Dalam konteks pendidikan, apa yang dilakukan oleh sang dosen merupakan cerminan seorang dosen yang bukan hanya sebagai pihak yang mentransfer ilmu pengetahuan, tetapi juga menginternalisasikan nilai-nilai kebaikan. Sang dosen bukan hanya menginginkan para mahasiswanya menguasai ilmu pengetahuan, tetapi juga religius, dan memiliki budi pekerti yang baik.

Ajakan sang dosen mengerjakan shalat tahajud merupakan bagian dari pendidikan karakter. Sang dosen mengharapkan mahasiswa bukan hanya menjadi orang yang cerdas secara intelektual, tetapi juga secara spiritual dan sosial.

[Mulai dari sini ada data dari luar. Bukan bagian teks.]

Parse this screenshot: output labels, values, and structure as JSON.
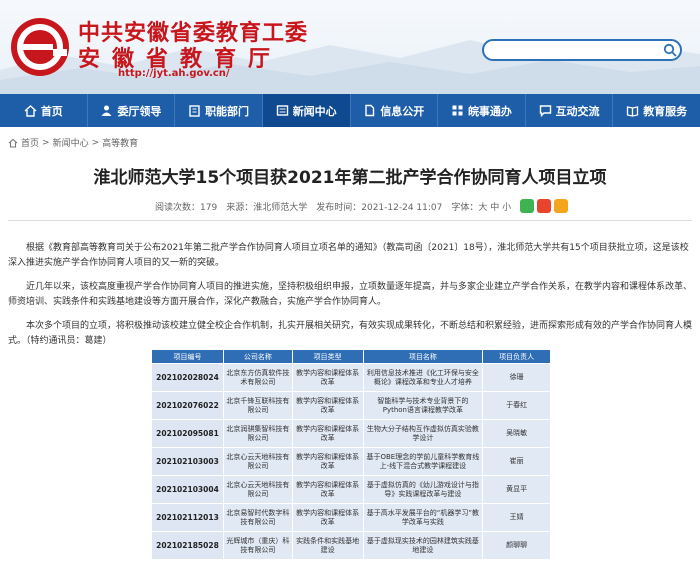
{
  "header": {
    "title_line1": "中共安徽省委教育工委",
    "title_line2": "安徽省教育厅",
    "url": "http://jyt.ah.gov.cn/",
    "search_placeholder": ""
  },
  "nav": {
    "items": [
      {
        "label": "首页",
        "icon": "home-icon"
      },
      {
        "label": "委厅领导",
        "icon": "people-icon"
      },
      {
        "label": "职能部门",
        "icon": "building-icon"
      },
      {
        "label": "新闻中心",
        "icon": "news-icon",
        "active": true
      },
      {
        "label": "信息公开",
        "icon": "document-icon"
      },
      {
        "label": "皖事通办",
        "icon": "service-icon"
      },
      {
        "label": "互动交流",
        "icon": "chat-icon"
      },
      {
        "label": "教育服务",
        "icon": "book-icon"
      }
    ]
  },
  "breadcrumb": {
    "items": [
      "首页",
      "新闻中心",
      "高等教育"
    ],
    "separator": ">"
  },
  "article": {
    "title": "淮北师范大学15个项目获2021年第二批产学合作协同育人项目立项",
    "views_label": "阅读次数：",
    "views": "179",
    "source_label": "来源：",
    "source": "淮北师范大学",
    "date_label": "发布时间：",
    "date": "2021-12-24 11:07",
    "font_label": "字体：",
    "font_large": "大",
    "font_medium": "中",
    "font_small": "小",
    "paragraphs": [
      "根据《教育部高等教育司关于公布2021年第二批产学合作协同育人项目立项名单的通知》（教高司函〔2021〕18号），淮北师范大学共有15个项目获批立项，这是该校深入推进实施产学合作协同育人项目的又一新的突破。",
      "近几年以来，该校高度重视产学合作协同育人项目的推进实施，坚持积极组织申报，立项数量逐年提高，并与多家企业建立产学合作关系，在教学内容和课程体系改革、师资培训、实践条件和实践基地建设等方面开展合作，深化产教融合，实施产学合作协同育人。",
      "本次多个项目的立项，将积极推动该校建立健全校企合作机制，扎实开展相关研究，有效实现成果转化，不断总结和积累经验，进而探索形成有效的产学合作协同育人模式。（特约通讯员：葛建）"
    ]
  },
  "table": {
    "headers": [
      "项目编号",
      "公司名称",
      "项目类型",
      "项目名称",
      "项目负责人"
    ],
    "rows": [
      [
        "202102028024",
        "北京东方仿真软件技术有限公司",
        "教学内容和课程体系改革",
        "利用信息技术推进《化工环保与安全概论》课程改革和专业人才培养",
        "徐珊"
      ],
      [
        "202102076022",
        "北京千锋互联科技有限公司",
        "教学内容和课程体系改革",
        "智能科学与技术专业背景下的Python语言课程教学改革",
        "于春红"
      ],
      [
        "202102095081",
        "北京润骐集智科技有限公司",
        "教学内容和课程体系改革",
        "生物大分子结构互作虚拟仿真实验教学设计",
        "吴晓敏"
      ],
      [
        "202102103003",
        "北京心云天地科技有限公司",
        "教学内容和课程体系改革",
        "基于OBE理念的学前儿童科学教育线上-线下混合式教学课程建设",
        "崔丽"
      ],
      [
        "202102103004",
        "北京心云天地科技有限公司",
        "教学内容和课程体系改革",
        "基于虚拟仿真的《幼儿游戏设计与指导》实践课程改革与建设",
        "黄显平"
      ],
      [
        "202102112013",
        "北京易智时代数字科技有限公司",
        "教学内容和课程体系改革",
        "基于高水平发展平台的“机器学习”教学改革与实践",
        "王婧"
      ],
      [
        "202102185028",
        "光辉城市（重庆）科技有限公司",
        "实践条件和实践基地建设",
        "基于虚拟现实技术的园林建筑实践基地建设",
        "颜聊聊"
      ]
    ]
  },
  "colors": {
    "brand_red": "#c8161d",
    "nav_blue": "#1e5ea9",
    "nav_active": "#0f4a90",
    "table_header": "#2f6eb5",
    "table_cell": "#e0e9f4"
  }
}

Selain itu, kesholihan yang dimiliki oleh mahasiswa bukan hanya sholih secara ibaah spiritual, tetapi juga sholih sosial, yakni berbuat baik kepada sesama manusia. Bukan hanya menguasai hard skill¸ tetapi juga soft skill. Sebuah penelitian yang dilakukan oleh Howard Gardner menyimpulkan bahwa kesuksesan seseorang 20% ditentukan oleh hard skill dan 80% ditentukan oleh soft skill.

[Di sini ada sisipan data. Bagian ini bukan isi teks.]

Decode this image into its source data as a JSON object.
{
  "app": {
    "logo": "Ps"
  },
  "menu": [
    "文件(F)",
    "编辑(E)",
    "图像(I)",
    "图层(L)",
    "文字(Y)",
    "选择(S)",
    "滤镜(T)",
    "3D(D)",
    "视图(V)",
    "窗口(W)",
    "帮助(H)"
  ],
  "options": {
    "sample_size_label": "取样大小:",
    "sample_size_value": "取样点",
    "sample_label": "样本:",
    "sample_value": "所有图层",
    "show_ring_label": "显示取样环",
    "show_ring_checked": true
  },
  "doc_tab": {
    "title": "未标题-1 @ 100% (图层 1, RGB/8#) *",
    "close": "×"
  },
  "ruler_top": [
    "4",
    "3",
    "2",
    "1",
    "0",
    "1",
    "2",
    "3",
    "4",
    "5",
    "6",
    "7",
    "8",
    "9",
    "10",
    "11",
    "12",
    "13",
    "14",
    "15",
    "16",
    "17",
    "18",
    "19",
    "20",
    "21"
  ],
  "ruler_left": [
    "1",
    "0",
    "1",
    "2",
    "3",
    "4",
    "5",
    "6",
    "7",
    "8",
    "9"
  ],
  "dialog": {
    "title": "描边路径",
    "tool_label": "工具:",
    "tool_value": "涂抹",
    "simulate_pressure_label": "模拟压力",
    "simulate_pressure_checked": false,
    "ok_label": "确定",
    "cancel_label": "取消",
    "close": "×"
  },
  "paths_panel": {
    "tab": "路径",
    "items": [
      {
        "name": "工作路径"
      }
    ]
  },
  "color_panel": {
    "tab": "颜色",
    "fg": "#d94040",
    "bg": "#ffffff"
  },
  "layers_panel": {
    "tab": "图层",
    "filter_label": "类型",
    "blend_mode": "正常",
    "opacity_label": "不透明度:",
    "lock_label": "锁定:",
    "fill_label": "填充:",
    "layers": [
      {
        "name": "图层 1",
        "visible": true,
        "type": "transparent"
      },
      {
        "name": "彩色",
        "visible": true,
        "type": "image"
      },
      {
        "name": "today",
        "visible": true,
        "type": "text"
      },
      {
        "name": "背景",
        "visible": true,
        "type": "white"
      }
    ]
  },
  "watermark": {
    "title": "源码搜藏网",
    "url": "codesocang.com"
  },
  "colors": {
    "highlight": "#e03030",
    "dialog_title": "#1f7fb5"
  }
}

Soft skill meliputi intrapersonal skill dan interpersonal skill. Intrapersonal skill adalah kemampuan seseorang untuk mengendalikan diri seperti mengendalikan emosi, murah senyum, ramah, sopan, santun, dan karakter yang baik lainnya. Sedangkan interpersonal skill adalah kemampuan seseorang dalam membangun relasi sosial yang baik dengan orang lain. Orang yang memiliki soft skill yang baik pada umumnya memiliki gaya komunikasi yang baik, supel, mudah bergaul dengan orang lain, serta mampu bekerja dalam tim.

Ajakan-ajakan mengerjakan kebaikan yang dilakukan sang dosen tersebut memiliki kekuatan karena beliau terlebih dahulu telah melakukannya, alias telah memberikan keteladanan kepada para mahasiswanya. Sang dosen telah melakukan dakwah dengan perbuatan, sehingga setiap pesan  yang masuk ke HP mahasiswanya memiliki wibawa, membuat mahasiswa yang membaca pesan tersebut termotivasi dan malu jika tidak melakukan ajakan sang dosen.

Sang dosen telah memberikan inspirasi dan motivasi untuk sama-sama melakukan kebaikan dan saling berbagi kebaikan. Komunikasi yang dijalin sang dosen dengan mahasiswa bukan hanya komunikasi formal antara dosen dan mahasiswa, tetapi juga sebagai teman, seorang kakak dan adik, dan sebagai orang tua kepada anaknya. Dengan gaya komunikasi seperti itu, maka hubungan antara mahasiswa dengan dosen menjadi lebih erat dan lebih dekat, walau tentunya ada etika dan batas-batas tertentu yang perlu diperhatikan.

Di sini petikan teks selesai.